Case History
An 8‑year‑old boy with a history of primary second molar extraction in the right mandible presented to the department of maxillofacial surgery with a painful swelling in the right lower jaw. Clinical examination revealed a reddish sessile lesion with an erythematous and ulcerated surface (Figure 1). Contrast‑enhanced computed tomography (CECT) of the right mandibular region demonstrated a non‑calcified, homogeneously enhancing solid lesion, measuring approximately 2 cm, arising from the gingiva at the outer alveolar margin (Figure 2, asterisk) and causing bulging of the buccinator muscle (Figure 2, arrowheads). Bone window reconstructions revealed superficial bone erosion (Figure 3, arrows). Histopathological examination following surgical removal confirmed the diagnosis of peripheral giant cell granuloma (PGCG).

Figure 1
Intraoral view of a reddish sessile lesion in the right mandibular region.

Figure 2
CECT in soft tissue window showing a homogeneously enhancing solid gingival lesion at the buccal aspect (asterisk) causing bulging of the buccinator muscle (white arrowheads).

Figure 3
CECT in bone window revealing superficial bone erosions at outer alveolar ridge (white arrows).
Comments
PGCG is a benign hyperplastic reactive lesion that arises from the periosteum or periodontal membrane of the oral cavity, typically following local irritation or chronic trauma. PGCG accounts for approximately 7% of all benign tumors of the jaw, predominantly affecting the lower jaw and the premolar or molar regions. While there is a higher prevalence of PGCG among middle‑aged and elderly patients, it is more commonly seen in boys than in girls during childhood [1]. The lesion may exhibit more aggressive behavior in children, with a higher likelihood of recurrence. Clinically, PGCG presents as a reddish to bluish soft tissue lesion that can be sessile or pedunculated, and may be ulcerated and prone to bleeding. An orthopantomogram (OPG) is often used for initial evaluation, but it is insufficient on its own for a thorough assessment of soft tissues.

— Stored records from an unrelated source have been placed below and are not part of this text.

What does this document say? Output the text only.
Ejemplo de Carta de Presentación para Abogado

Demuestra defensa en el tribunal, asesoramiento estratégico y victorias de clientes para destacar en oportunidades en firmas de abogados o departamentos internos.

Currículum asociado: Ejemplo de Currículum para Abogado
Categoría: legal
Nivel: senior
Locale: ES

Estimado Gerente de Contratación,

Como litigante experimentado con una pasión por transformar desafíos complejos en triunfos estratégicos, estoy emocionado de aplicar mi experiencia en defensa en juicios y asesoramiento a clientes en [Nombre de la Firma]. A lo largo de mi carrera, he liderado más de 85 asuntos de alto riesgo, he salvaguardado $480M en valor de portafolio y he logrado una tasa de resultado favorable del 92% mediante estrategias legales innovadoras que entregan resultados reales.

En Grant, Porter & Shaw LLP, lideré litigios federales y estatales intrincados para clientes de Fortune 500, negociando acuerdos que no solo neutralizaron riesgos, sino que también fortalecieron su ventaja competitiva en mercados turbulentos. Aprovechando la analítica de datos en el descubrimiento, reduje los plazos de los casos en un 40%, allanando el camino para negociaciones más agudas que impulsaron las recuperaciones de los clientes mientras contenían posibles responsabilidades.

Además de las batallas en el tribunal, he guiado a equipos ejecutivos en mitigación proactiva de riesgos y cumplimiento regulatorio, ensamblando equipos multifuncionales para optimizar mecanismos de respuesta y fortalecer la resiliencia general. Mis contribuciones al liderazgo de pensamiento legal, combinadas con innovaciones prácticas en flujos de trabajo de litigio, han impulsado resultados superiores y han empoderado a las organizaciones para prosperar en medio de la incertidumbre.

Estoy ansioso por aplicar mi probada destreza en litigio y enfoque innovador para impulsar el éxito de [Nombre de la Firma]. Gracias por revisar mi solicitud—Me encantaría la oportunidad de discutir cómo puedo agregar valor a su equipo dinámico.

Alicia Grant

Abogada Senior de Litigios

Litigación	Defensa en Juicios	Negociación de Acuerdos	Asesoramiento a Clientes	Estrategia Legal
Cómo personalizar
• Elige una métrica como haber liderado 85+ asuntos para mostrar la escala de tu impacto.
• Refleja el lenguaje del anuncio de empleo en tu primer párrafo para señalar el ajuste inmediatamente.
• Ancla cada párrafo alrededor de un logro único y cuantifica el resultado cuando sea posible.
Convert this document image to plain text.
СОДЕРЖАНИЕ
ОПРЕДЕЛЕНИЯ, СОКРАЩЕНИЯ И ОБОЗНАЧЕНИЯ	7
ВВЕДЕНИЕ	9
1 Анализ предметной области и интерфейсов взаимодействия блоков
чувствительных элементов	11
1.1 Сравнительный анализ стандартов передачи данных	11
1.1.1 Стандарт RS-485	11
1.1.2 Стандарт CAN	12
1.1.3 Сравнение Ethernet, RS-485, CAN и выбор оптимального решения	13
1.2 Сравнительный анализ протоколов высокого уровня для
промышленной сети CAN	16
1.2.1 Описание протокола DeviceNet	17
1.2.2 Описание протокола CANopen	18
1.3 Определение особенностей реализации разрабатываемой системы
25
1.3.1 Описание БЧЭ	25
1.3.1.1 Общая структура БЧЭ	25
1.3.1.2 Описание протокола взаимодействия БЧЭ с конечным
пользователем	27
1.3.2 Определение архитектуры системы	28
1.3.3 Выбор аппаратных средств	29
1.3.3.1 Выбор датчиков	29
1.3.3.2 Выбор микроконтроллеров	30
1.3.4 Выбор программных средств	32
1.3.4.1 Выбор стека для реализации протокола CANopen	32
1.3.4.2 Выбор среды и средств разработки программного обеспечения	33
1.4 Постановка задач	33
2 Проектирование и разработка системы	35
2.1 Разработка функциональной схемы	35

Computed tomography (CT) imaging and OPG typically reveal superficial destruction of the alveolar margin or crest of the interdental bone, characterized by superficial bone erosion (referred to as saucerization or cuffing), newly formed vertical osteoid spicules at the base of the lesion, and widening of the adjacent periodontal space. Cuffing has been reported in nearly one‑third of cases.

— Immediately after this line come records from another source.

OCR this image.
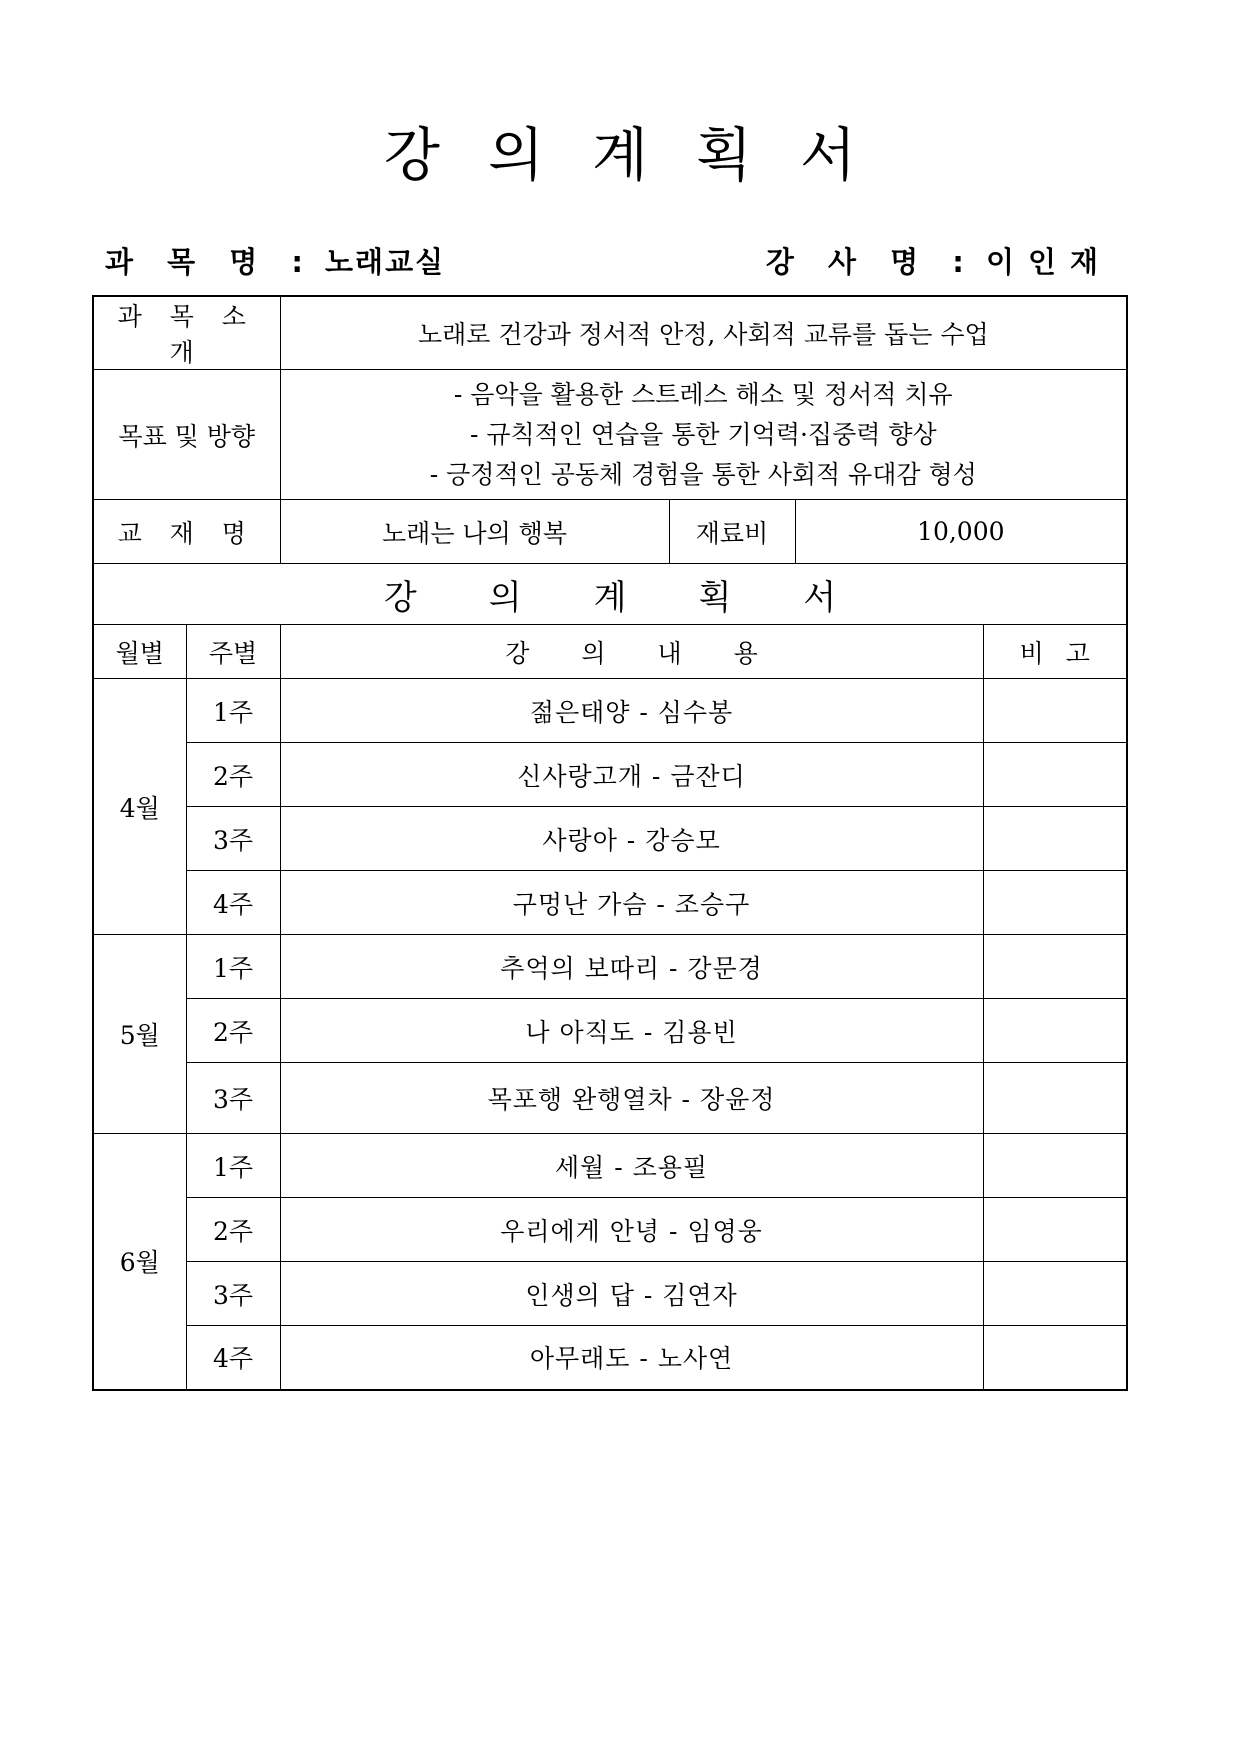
강의계획서
과 목 명 : 노래교실	강 사 명 : 이인재
과 목 소 개		노래로 건강과 정서적 안정, 사회적 교류를 돕는 수업			
목표 및 방향		- 음악을 활용한 스트레스 해소 및 정서적 치유
- 규칙적인 연습을 통한 기억력·집중력 향상
- 긍정적인 공동체 경험을 통한 사회적 유대감 형성			

교 재 명		노래는 나의 행복	재료비	10,000	
강의계획서					
월별	주별	강의내용			비고
4월	1주	젊은태양 - 심수봉			
	2주	신사랑고개 - 금잔디			
	3주	사랑아 - 강승모			
	4주	구멍난 가슴 - 조승구			
5월	1주	추억의 보따리 - 강문경			
	2주	나 아직도 - 김용빈			
	3주	목포행 완행열차 - 장윤정			
6월	1주	세월 - 조용필			
	2주	우리에게 안녕 - 임영웅			
	3주	인생의 답 - 김연자			
	4주	아무래도 - 노사연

CECT is utilized as a primary diagnostic tool to avoid invasive procedures and to assess the origin of the mass. However, a biopsy followed by histopathological examination is essential for establishing a definitive diagnosis. Unlike central giant cell granuloma (CGCG), there is limited literature regarding the imaging characteristics of PGCG on magnetic resonance imaging (MRI). In cases of acute onset, CT is generally sufficient for initial evaluation, and diagnosis can often be made without further MRI workup. The differential diagnosis of PGCG includes pyogenic granuloma, peripheral ossifying fibroma, and gingival peripheral fibroma. The mainstay treatment is excision and curettage, along with maintaining proper oral hygiene to prevent recurrence.
Competing Interests
The authors have no competing interests to declare.